FDA found violations on two separate occasions and that 

appellants refused to take corrective action even after multiple 

FDA notices suggests a pattern of deliberate, even flagrant

violations. And, of course, these violations were inextricably 

linked to the operation of appellants’ business. 

Even so, appellants maintain that the district court abused 

its discretion. They insist that they have shown “the utmost 

respect for the judicial system” by discontinuing use of the 

Procedure during the pendency of this litigation and that the 

Procedure employed robust safety protocols, albeit not those 

federal regulations required. These facts, however, do not 

establish an abuse of discretion. That appellants suspended 

use of the Procedure does not in itself preclude injunctive 

relief. See United States v. Article of Drug Designated BComplex Cholinos Capsules, 362 F.2d 923, 928 (3d Cir. 

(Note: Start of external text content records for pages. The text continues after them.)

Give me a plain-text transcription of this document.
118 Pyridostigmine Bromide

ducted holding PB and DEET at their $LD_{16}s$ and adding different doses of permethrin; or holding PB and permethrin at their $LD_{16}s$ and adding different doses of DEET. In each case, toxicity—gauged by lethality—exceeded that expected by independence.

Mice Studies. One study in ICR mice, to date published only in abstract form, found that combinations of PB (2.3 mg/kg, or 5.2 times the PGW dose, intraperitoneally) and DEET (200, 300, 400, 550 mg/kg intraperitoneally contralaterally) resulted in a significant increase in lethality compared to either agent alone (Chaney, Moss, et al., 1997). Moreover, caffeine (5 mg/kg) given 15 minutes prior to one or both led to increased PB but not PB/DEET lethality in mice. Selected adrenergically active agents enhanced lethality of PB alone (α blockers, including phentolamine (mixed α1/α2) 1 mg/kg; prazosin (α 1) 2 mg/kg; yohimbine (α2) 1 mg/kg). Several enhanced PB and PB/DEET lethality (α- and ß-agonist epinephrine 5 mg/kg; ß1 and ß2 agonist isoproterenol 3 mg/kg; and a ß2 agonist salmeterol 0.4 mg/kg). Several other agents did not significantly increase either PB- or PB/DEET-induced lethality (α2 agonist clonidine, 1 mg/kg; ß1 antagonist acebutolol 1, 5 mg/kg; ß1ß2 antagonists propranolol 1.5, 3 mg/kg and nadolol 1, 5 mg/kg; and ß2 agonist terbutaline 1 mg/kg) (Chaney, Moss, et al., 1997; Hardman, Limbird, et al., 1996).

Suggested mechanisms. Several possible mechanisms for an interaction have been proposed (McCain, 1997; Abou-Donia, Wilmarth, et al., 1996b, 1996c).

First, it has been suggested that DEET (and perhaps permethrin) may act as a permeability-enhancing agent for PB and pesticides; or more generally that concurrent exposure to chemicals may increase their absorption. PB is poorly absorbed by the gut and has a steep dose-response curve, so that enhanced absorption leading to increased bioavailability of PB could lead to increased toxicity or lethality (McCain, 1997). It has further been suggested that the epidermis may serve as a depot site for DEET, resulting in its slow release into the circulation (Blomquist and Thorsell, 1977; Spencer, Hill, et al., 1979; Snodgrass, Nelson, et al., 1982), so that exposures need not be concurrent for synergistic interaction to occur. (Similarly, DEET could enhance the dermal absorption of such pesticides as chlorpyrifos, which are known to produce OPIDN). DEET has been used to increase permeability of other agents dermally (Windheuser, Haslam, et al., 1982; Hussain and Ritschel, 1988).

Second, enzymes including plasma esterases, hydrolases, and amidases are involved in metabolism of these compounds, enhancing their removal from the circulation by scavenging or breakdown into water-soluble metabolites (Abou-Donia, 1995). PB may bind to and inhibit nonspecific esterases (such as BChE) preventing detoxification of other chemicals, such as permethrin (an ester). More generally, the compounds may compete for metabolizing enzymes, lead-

1966) (“It is well settled that the cessation of activities, either 

before or after suit is begun, does not in itself bar issuance of 

the injunction.”). Furthermore, appellants have admitted to

over a dozen violations of federal manufacturing regulations, 

and evidence in the record supports the serious nature of those 

violations. Appellants also admit that they did not improve 

their manufacturing process even after receiving FDA 

warnings. Such conduct is sufficient to warrant the permanent 

injunction.

VI

For the foregoing reasons, we affirm the district court’s 

orders granting summary judgment to the government, 

dismissing appellants’ counterclaims, and permanently 

enjoining appellants from committing future violations of the 

FDCA’s manufacturing and labeling provisions.